The New Yorker published an online article and photographs detailing accounts of torture and abuse by American military personnel of Iraqi prisoners held at Abu Ghraib prison in Baghdad.
The New Yorker
The New Yorker is an American magazine featuring journalism, commentary, criticism, essays, fiction, satire, cartoons, and poetry. It was founded on February 21, 1925, by Harold Ross and his wife Jane Grant, a reporter for The New York Times. Together with entrepreneur Raoul H. Fleischmann, they established the F-R Publishing Company and set up the magazine's first office in Manhattan. Ross remained the editor until his death in 1951, shaping the magazine's editorial tone and standards. The New Yorker's fact-checking operation is widely recognized among journalists as one of its strengths.

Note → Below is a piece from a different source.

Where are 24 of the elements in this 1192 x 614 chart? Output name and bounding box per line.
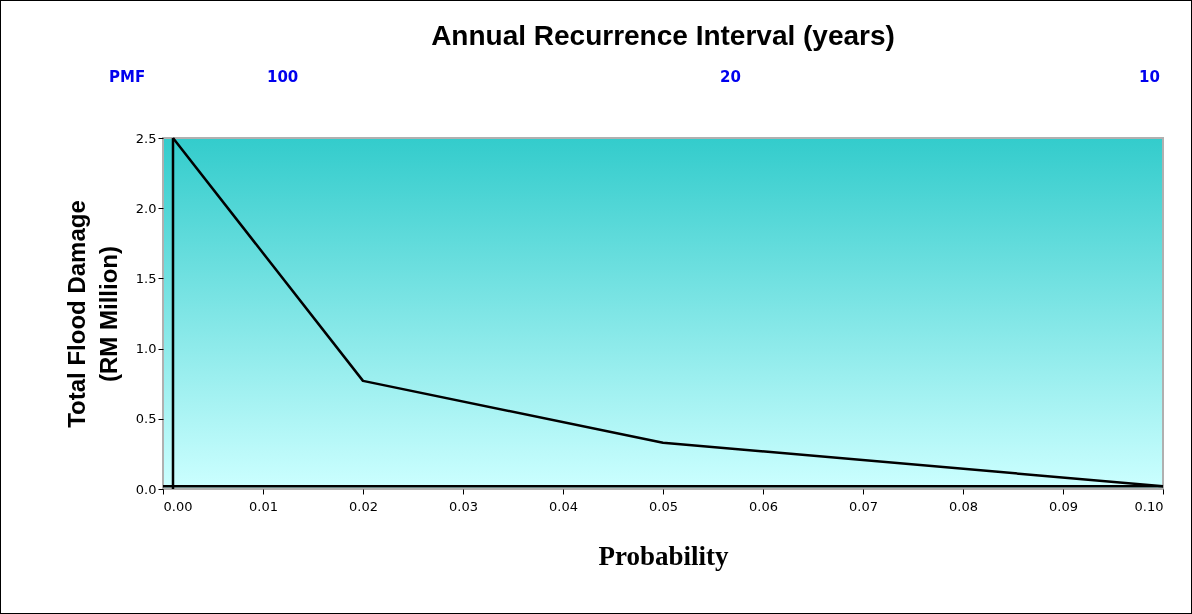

Abu Ghraib torture and prisoner abuse
During the early stages of the Iraq War, members of the United States Army and the Central Intelligence Agency were accused of a series of human rights violations and war crimes against detainees in the Abu Ghraib prison in Iraq. These abuses included physical abuse, sexual humiliation, physical and psychological torture, and rape, as well as the killing of Manadel al-Jamadi and the desecration of his body. The abuses came to public attention with the publication of photographs by CBS News in April 2004, causing shock and outrage and receiving widespread condemnation within the United States and internationally.
Abu Ghraib prison
Abu Ghraib prison was a prison complex in Abu Ghraib, Iraq, located 32 kilometers (20 mi) west of Baghdad. It became internationally known as a place where Saddam Hussein's government tortured and executed dissidents, and later as the site of the Abu Ghraib torture and prisoner abuse scandal where the United States military's torture of Iraqi detainees was revealed in a series of photographs published in worldwide news media.